A titre d’exemple, les locataires des 150 logements, route de Khenchela, n’ont pas vu couler l’eau de leurs robinets depuis 8 jours pendant ce mois de juillet 2026. Selon des cadres de l’ADE et de l’Hydraulique, approchés pour en savoir plus sur cette affaire, la quantité d’eau destinée à alimenter la capitale des Hracta et Berriche est insuffisante. Pour satisfaire les besoins en eau de cette grande daïra de la wilaya d’Oum El-Bouaghi, dont la population dépasse les 30.000 âmes, le barrage doit livrer 30.000 m3, toutes les 48 heures, pour remédier à ce problème qui n’a que trop duré.
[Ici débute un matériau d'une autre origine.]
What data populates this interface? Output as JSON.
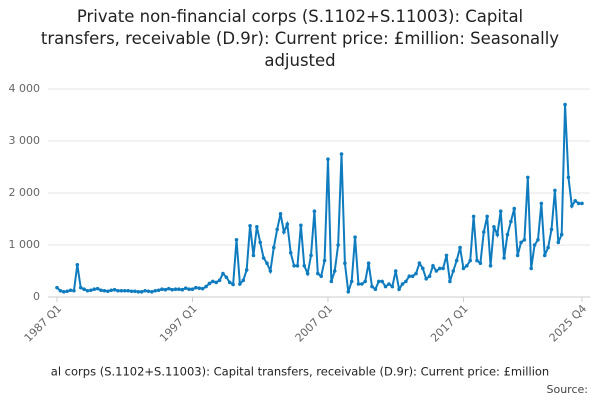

Pour rappel, la wilaya de Souk-Ahras est alimentée en eau potable à partir du réservoir de 20.000 m3 situé sur les hauteurs de la cité “Bouakouz” à Ain Beida. Profitant de cette soif et de cette perturbation dans la gestion de l’eau, les colporteurs de ce liquide vital non-potable imposent leurs prix qui varient entre 1.500 et 2.000 DA la citerne. Pour se faire, il faudrait s’inscrire, d’abord, sur la liste d’attente au moins 3 jours avant pour être servi, soit le soir, soit le jour… Il est évident que, durant ces deux mois de juillet et août 2026, la population locale est appelée à prendre son mal en patience, si les pouvoirs publics et les directeurs de l’ADE et de l’Hydraulique n’interviennent pour régler ce problème de gestion d’eau dans les jours à venir.